Seth Godin (Marketing guru and best-selling author):
“Relentless pursuit of mass will make you boring, because mass means average… What’s the minimum number of people you would need to influence to make it worth the effort?”
Let’s imagine a realistic scenario for a creator with 2,000 total followers across platforms:
- 10 Patreon supporters at $20/month = $200/month
- One affiliate sale per week at $50 commission = $200/month
- Two course sales per month at $150 = $300/month
- Occasional brand deal (quarterly at $500) = ~$165/month average
- Blog ad revenue = $100/month
Total: $965/month or ~$11,580/year
Not life-changing money, but absolutely meaningful supplemental income – from just 2,000 followers and a diversified approach. Scale that to 5,000 followers with better conversion, and you’re looking at $25,000-35,000 annually. At 10,000 engaged followers with optimized funnels as a full-time income becomes very realistic.
The point is this: You don’t need to wait. You don’t need some massive audience milestone. You need to start implementing these models now, with whatever audience you have, and let them scale naturally as you grow.
Starting Today, Not Tomorrow
Look, I know this is a lot of information. Five different models, each with its own setup requirements and learning curve. It’s tempting to feel overwhelmed and default to “I’ll start when I have more followers.”
Don’t.
Pick one model – just one – and implement it this week. Not next month. This week.
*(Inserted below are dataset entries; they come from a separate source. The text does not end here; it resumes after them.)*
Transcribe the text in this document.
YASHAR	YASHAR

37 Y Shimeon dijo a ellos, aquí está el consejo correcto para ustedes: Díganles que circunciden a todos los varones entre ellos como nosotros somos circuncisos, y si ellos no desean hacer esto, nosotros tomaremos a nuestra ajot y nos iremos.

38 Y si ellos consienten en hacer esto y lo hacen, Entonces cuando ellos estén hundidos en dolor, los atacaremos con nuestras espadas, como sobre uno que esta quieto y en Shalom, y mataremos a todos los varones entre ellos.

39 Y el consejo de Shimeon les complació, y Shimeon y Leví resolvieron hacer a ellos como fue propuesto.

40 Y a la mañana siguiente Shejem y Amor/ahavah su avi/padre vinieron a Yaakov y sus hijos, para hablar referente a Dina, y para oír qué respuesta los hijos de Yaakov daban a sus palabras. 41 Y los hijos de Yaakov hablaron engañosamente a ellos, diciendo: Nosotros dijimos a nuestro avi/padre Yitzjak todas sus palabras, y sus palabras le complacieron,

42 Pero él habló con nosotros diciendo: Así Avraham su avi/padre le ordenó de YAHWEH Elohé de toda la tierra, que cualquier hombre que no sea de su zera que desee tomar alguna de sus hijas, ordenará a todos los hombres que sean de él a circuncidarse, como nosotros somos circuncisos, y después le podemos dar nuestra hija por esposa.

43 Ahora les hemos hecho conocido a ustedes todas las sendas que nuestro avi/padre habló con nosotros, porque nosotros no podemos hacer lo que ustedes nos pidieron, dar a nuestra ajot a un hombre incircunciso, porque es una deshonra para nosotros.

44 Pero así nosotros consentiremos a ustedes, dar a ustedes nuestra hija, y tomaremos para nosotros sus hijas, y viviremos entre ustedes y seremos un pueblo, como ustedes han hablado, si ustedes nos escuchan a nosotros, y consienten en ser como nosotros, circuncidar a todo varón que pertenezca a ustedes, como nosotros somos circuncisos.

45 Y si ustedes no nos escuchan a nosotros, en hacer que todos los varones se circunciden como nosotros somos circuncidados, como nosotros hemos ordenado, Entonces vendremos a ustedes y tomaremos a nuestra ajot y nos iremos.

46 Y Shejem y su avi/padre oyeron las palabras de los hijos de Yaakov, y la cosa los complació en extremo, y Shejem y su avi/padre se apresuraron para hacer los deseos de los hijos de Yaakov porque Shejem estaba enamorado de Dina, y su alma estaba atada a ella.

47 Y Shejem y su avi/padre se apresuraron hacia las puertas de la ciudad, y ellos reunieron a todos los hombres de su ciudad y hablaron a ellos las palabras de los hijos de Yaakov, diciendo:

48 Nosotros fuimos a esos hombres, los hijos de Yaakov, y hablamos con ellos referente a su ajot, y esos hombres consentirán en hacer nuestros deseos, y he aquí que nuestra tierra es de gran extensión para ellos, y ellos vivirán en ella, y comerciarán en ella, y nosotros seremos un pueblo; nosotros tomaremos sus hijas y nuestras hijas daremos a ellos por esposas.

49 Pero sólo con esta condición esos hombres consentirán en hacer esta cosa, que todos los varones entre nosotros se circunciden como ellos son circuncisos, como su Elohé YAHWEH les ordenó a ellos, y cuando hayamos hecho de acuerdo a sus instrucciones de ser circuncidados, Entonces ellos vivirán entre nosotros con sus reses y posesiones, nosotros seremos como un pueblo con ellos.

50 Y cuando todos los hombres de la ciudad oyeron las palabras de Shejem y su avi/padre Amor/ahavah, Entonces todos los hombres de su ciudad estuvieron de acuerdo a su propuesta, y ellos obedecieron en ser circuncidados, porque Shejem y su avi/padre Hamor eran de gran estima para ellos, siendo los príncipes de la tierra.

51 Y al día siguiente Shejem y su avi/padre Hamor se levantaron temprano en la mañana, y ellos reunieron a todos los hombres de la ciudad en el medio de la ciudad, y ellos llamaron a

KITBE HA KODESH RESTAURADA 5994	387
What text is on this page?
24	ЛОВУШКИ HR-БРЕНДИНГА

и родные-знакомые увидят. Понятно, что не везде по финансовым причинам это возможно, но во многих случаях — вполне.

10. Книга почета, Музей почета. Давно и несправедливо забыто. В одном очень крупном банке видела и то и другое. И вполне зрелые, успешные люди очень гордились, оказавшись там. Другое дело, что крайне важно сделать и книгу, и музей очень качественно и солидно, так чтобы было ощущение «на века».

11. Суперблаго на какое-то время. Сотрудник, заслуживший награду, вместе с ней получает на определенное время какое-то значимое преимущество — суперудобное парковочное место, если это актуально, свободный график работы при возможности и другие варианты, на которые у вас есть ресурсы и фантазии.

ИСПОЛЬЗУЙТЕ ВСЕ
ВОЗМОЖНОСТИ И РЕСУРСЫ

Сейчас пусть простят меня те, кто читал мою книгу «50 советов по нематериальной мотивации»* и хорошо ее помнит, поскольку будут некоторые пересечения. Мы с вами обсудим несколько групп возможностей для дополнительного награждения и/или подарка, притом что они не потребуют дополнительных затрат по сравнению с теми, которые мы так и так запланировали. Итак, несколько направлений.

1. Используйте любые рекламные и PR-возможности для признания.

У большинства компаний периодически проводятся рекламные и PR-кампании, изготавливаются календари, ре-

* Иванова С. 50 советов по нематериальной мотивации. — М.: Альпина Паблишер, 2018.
If you already have some content online, set up Google AdSense or another display ad network. It takes an hour.
If you use tools or services you genuinely love, find their affiliate programs and start mentioning them in your content (just like I did in this one). You can do this today.
If you have valuable knowledge from a transformation you’ve undergone, outline a simple guide or course (remember my AntiGhostWriter). And don’t perfect it at a launch point.
If you have even 50 engaged followers, set up a Patreon with one basic tier. See if anyone joins.
Ignite The Engine
The hardest part is starting. Once you make that first dollar – even if it’s just $5 – everything changes. You prove to yourself that monetization is possible at your current size. That psychological shift is enormous.
And then, as your audience grows (and it will, because you’re now focused on serving people rather than just chasing follower counts), your income grows proportionally. Ten followers become 100. $10/month becomes $100. $100 becomes $1,000. It scales naturally because you’ve built the infrastructure from the beginning.
In the next article, we’ll get even more tactical. I’ll walk you through the exact framework for identifying what product or service you should create based on your unique knowledge and journey. We’ll talk about how to position it, price it, and promote it to an audience of any size. We’ll explore why broad personal brands often outperform narrow niches in the long run, and how to structure your content strategy accordingly.
But for now, take action on one model. Just one. Choose the path that feels most aligned with where you are right now, and take the first concrete step today.
Because the truth is, you already have everything you need to start earning online. You just need to stop waiting for permission from some arbitrary follower count that was never real in the first place.